Increasingly, as we’re working with people to help out with infrastructure and with setup and considerations for their servers and solutions (wow, that’s a long breath), the trend is about handing off to cloud providers…
That’s all well and good, but there’s a bit a devil in the details, so to speak. One of the things that seems to be missed in so many of the plans and processes to get things either on- or off-premise and so-on is monitoring. It seems like so many people are moving things to this or that server, to this or that platform and forgetting that, once it’s set up, it needs to be managed and monitored. There is so much effort that goes into bringing up that big data processing monster application, or that analytics tool or those reporting solutions… to have them up and running, then lose them because things broke down would be a real issue.
With cloud, it’s a completely different game when it comes to monitoring and proactive response when compared to things you do on-premise. On-premise, there are native and third-party tools that you can use – we’ve done several sessions on options and have talked about all sorts of different ways you can approach it. When it comes to your cloud provider, there are built-in tools, and there are some third-party tools, but the variables seem to come in when you have to take into consideration the type of monitoring and tools you want.
Monitoring a VM-based instance is pretty straightforward. But once you move to a “platform as a service” solution or a mixed solution, things get interesting. Add in that you may actually be using more than one application in your overall environment (different databases in our specific cases) and things get interesting. The tools provided by the providers seems to be focused on instance health, and have other facets as well, but you need to set them up, and you need to understand what they’re reporting on, and what it means.

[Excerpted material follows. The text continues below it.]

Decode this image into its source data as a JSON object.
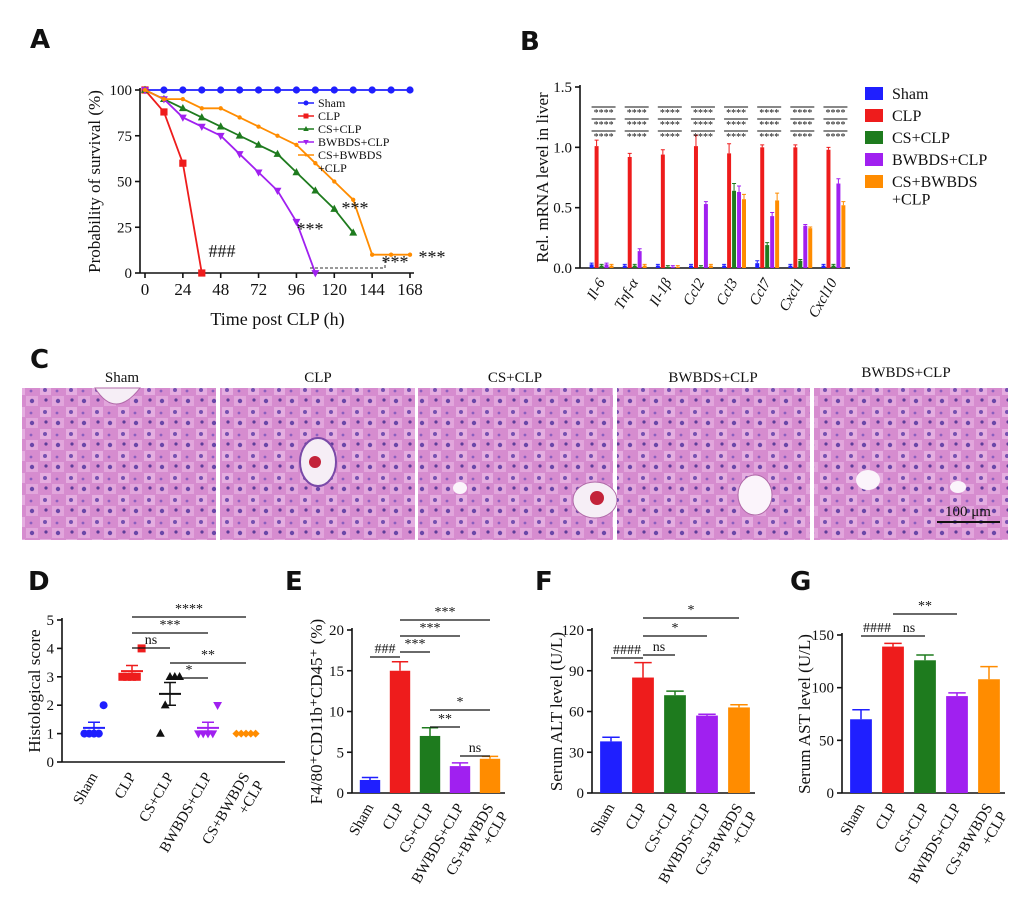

We’ve been bit a few times not knowing that new specific points of monitoring (new vs. on-premise) were needed to keep track of things like performance, utilization and such. You find out by trial and error and sometimes a flat-out slap upside the head when you miss a specific point of information.
The point in all of this is that it’s critical to make sure you understand the tools provided by your hosting solutions. It’s also important to figure out what the levers are, and what the limiters are for your chosen solutions. Do they lock down connections? Memory? CPU utilization? Storage? How does your solution respond when these resources start red-lining? How does your solution respond if some related thing goes down?
One example of this is when S3 has gone down at Amazon. So many things rely on it for storage; it can be surprising that it’s critical to your solutions, but having an alert that something is wrong might be really helpful and let you start responding or notifying your stakeholders more quickly.
Knowing what happens and how the provider responds if your solution starts overpowering what you have in place will help you drive toward things you want to monitor. If CPU, storage and connections are the determiners, you can use that information to set up appropriate monitoring.
The issue we’ve been seeing is that people assume the cloud is “set it and forget it” – it’ll just run. While that’s a lot of what you’re paying for – not having to manage it – at the same time, stuff happens. Flash crowds, surprise workloads, bugs (gasp!) and more. It’s just as important to have the right things in place for your on-premise infrastructure as it is for your off-premise infrastructure.